Falling In Love Is Associated With Immune System Gene Regulation

  • 3 mins read
  • Wellbeing
  • Relationships
  • Dr. Jatin Bhide

Falling in love can be such a wonderful experience. It practically makes you giddy, smile like you’re crazy, and feel like you’re on top of the world. You also begin to understand why so many songs are written about love. With all the amazing things you’re experiencing, your body is reaping the benefits of being in love. In recent times, the different ways our body reacts to being in love have been studied, including its effect on immunity. Let’s have a look at the love story between immunity and falling in love.

It’s all about those hormones

It has been found that the hormone oxytocin is higher in people with new romantic relationships than in those who aren’t. Guess that’s why they call it the love hormone. Couples who are together for over six months too have high levels of oxytocin. Studies have also shown that a protein called the Nerve Growth Factor (NGF) is higher in people who have recently fallen in love compared to others.

But how do they affect our immune system, you’re wondering? Well, we’re getting there. This was just the prelude to this love story.
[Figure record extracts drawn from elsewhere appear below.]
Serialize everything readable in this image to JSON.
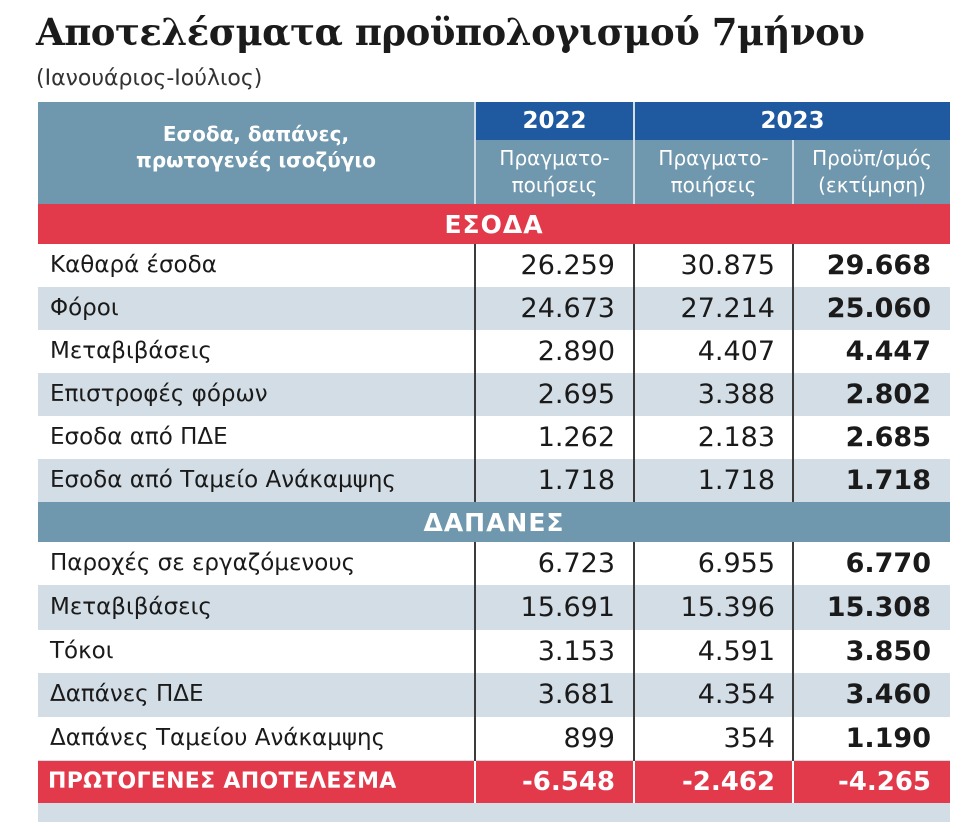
{
  "title": "Αποτελέσματα προϋπολογισμού 7μήνου",
  "subtitle": "(Ιανουάριος-Ιούλιος)",
  "header": {
    "row_label_line1": "Εσοδα, δαπάνες,",
    "row_label_line2": "πρωτογενές ισοζύγιο",
    "year_2022": "2022",
    "year_2023": "2023",
    "col1_line1": "Πραγματο-",
    "col1_line2": "ποιήσεις",
    "col2_line1": "Πραγματο-",
    "col2_line2": "ποιήσεις",
    "col3_line1": "Προϋπ/σμός",
    "col3_line2": "(εκτίμηση)"
  },
  "sections": {
    "revenue": "ΕΣΟΔΑ",
    "expenses": "ΔΑΠΑΝΕΣ"
  },
  "colors": {
    "section_red": "#e23a4a",
    "header_steel": "#6f97ad",
    "year_blue": "#1f5aa0",
    "stripe_grey": "#d3dde5"
  },
  "chart_data": {
    "type": "table",
    "columns": [
      "2022 Πραγματο-ποιήσεις",
      "2023 Πραγματο-ποιήσεις",
      "2023 Προϋπ/σμός (εκτίμηση)"
    ],
    "revenue_rows": [
      {
        "label": "Καθαρά έσοδα",
        "v2022": "26.259",
        "v2023": "30.875",
        "budget": "29.668"
      },
      {
        "label": "Φόροι",
        "v2022": "24.673",
        "v2023": "27.214",
        "budget": "25.060"
      },
      {
        "label": "Μεταβιβάσεις",
        "v2022": "2.890",
        "v2023": "4.407",
        "budget": "4.447"
      },
      {
        "label": "Επιστροφές φόρων",
        "v2022": "2.695",
        "v2023": "3.388",
        "budget": "2.802"
      },
      {
        "label": "Εσοδα από ΠΔΕ",
        "v2022": "1.262",
        "v2023": "2.183",
        "budget": "2.685"
      },
      {
        "label": "Εσοδα από Ταμείο Ανάκαμψης",
        "v2022": "1.718",
        "v2023": "1.718",
        "budget": "1.718"
      }
    ],
    "expense_rows": [
      {
        "label": "Παροχές σε εργαζόμενους",
        "v2022": "6.723",
        "v2023": "6.955",
        "budget": "6.770"
      },
      {
        "label": "Μεταβιβάσεις",
        "v2022": "15.691",
        "v2023": "15.396",
        "budget": "15.308"
      },
      {
        "label": "Τόκοι",
        "v2022": "3.153",
        "v2023": "4.591",
        "budget": "3.850"
      },
      {
        "label": "Δαπάνες ΠΔΕ",
        "v2022": "3.681",
        "v2023": "4.354",
        "budget": "3.460"
      },
      {
        "label": "Δαπάνες Ταμείου Ανάκαμψης",
        "v2022": "899",
        "v2023": "354",
        "budget": "1.190"
      }
    ],
    "total_row": {
      "label": "ΠΡΩΤΟΓΕΝΕΣ ΑΠΟΤΕΛΕΣΜΑ",
      "v2022": "-6.548",
      "v2023": "-2.462",
      "budget": "-4.265"
    }
  }
}
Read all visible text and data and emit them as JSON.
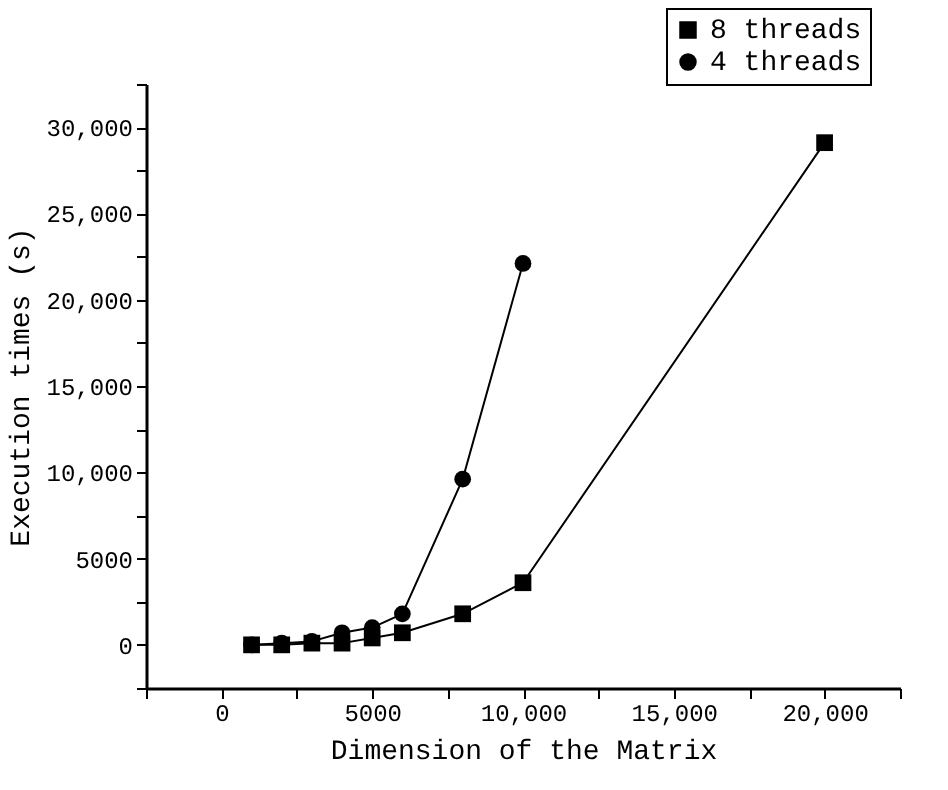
{
  "chart_data": {
    "type": "line",
    "xlabel": "Dimension of the Matrix",
    "ylabel": "Execution times (s)",
    "xlim": [
      -2500,
      22500
    ],
    "xticks": [
      {
        "value": -2500,
        "label": null
      },
      0,
      {
        "value": 2500,
        "label": null
      },
      5000,
      {
        "value": 7500,
        "label": null
      },
      {
        "value": 10000,
        "label": "10,000"
      },
      {
        "value": 12500,
        "label": null
      },
      {
        "value": 15000,
        "label": "15,000"
      },
      {
        "value": 17500,
        "label": null
      },
      {
        "value": 20000,
        "label": "20,000"
      },
      {
        "value": 22500,
        "label": null
      }
    ],
    "ylim": [
      -2500,
      32500
    ],
    "yticks": [
      {
        "value": -2500,
        "label": null
      },
      0,
      {
        "value": 2500,
        "label": null
      },
      5000,
      {
        "value": 7500,
        "label": null
      },
      {
        "value": 10000,
        "label": "10,000"
      },
      {
        "value": 12500,
        "label": null
      },
      {
        "value": 15000,
        "label": "15,000"
      },
      {
        "value": 17500,
        "label": null
      },
      {
        "value": 20000,
        "label": "20,000"
      },
      {
        "value": 22500,
        "label": null
      },
      {
        "value": 25000,
        "label": "25,000"
      },
      {
        "value": 27500,
        "label": null
      },
      {
        "value": 30000,
        "label": "30,000"
      },
      {
        "value": 32500,
        "label": null
      }
    ],
    "grid": false,
    "legend": "top right",
    "line_style": "solid",
    "series": [
      {
        "name": "8 threads",
        "color": "#000000",
        "marker": "square",
        "x": [
          1000,
          2000,
          3000,
          4000,
          5000,
          6000,
          8000,
          10000,
          20000
        ],
        "values": [
          0,
          0,
          100,
          100,
          400,
          700,
          1800,
          3600,
          29100
        ]
      },
      {
        "name": "4 threads",
        "color": "#000000",
        "marker": "circle",
        "x": [
          1000,
          2000,
          3000,
          4000,
          5000,
          6000,
          8000,
          10000
        ],
        "values": [
          0,
          100,
          200,
          700,
          1000,
          1800,
          9600,
          22100
        ]
      }
    ]
  }
}
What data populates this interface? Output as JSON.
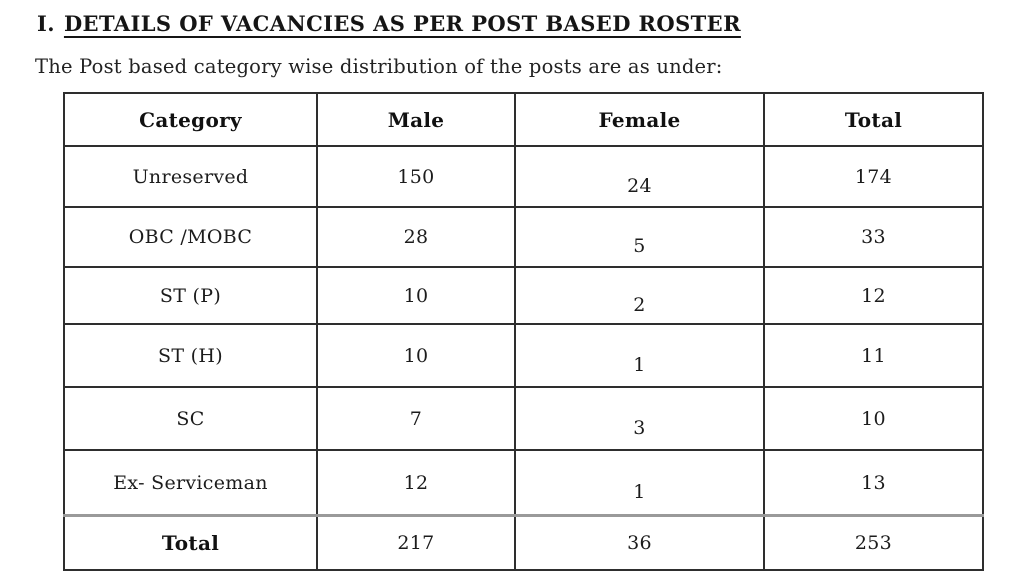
{
  "page": {
    "heading_numeral": "I.",
    "heading_text": "DETAILS OF VACANCIES AS PER POST BASED ROSTER",
    "subtitle": "The Post based category wise distribution of the posts are as under:"
  },
  "table": {
    "columns": {
      "category": "Category",
      "male": "Male",
      "female": "Female",
      "total": "Total"
    },
    "rows": [
      {
        "category": "Unreserved",
        "male": "150",
        "female": "24",
        "total": "174"
      },
      {
        "category": "OBC /MOBC",
        "male": "28",
        "female": "5",
        "total": "33"
      },
      {
        "category": "ST (P)",
        "male": "10",
        "female": "2",
        "total": "12"
      },
      {
        "category": "ST (H)",
        "male": "10",
        "female": "1",
        "total": "11"
      },
      {
        "category": "SC",
        "male": "7",
        "female": "3",
        "total": "10"
      },
      {
        "category": "Ex- Serviceman",
        "male": "12",
        "female": "1",
        "total": "13"
      }
    ],
    "footer": {
      "category": "Total",
      "male": "217",
      "female": "36",
      "total": "253"
    }
  },
  "colors": {
    "text": "#1c1c1c",
    "border": "#2e2e2e",
    "total_separator": "#9a9a9a",
    "background": "#ffffff"
  }
}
Oxytocin can kiss stress good-bye

Stress is bad. Stress hormones can mess up our daily activities and hamper our immunity. They focus on short-term survival at the expense of long-term health. This is where oxytocin comes in and saves the day. It can undo the damage caused by stress – reduce the levels of cortisol (stress hormone) and improve immune function.

NGF: The Never Giving up Factor

The NGF is a part of the nervous system. In times of stress, many parts of our body are negatively impacted. But this protein can jump to our help, regulate immune responses, and assist us during stress. It’s like, it says to our body, “Hey, we can get through this together!”

Put on those love genes

Love can alter your genes (not jeans)! A study has confirmed that women who fell in love had improved function of the genes in charge of some of the immune cells and proteins. These genes either increase or decrease their impact and control our immune response. Fun fact ladies, falling in love can help you fight viral infections better!

Love can change our lives for the better, quite literally, with the effects it has on our health and immunity. With that, we conclude this love story. Now, write yours!

References:

  1. Murray DR, et al. Falling in love is associated with immune system gene regulation. Psychoneuroendocrinology. 2019;100:120-126.
  2. Alleva E, et al. NGF regulatory role in stress and coping of rodents and humans. Pharmacol Biochem Behav. 1996;54(1):65-72.
  3. Uvnas-Moberg K, et al. Oxytocin, ein Vermittler von Antistress, Wohlbefinden, sozialer Interaktion, Wachstum und Heilung [Oxytocin, a mediator of anti-stress, well-being, social interaction, growth and healing]. Z Psychosom Med Psychother. 2005;51(1):57-80.
  4. Cavanaugh J, et al. Oxytocin facilitates fidelity in well-established marmoset pairs by reducing sociosexual behavior toward opposite-sex strangers. Psychoneuroendocrinology. 2014;49:1-10.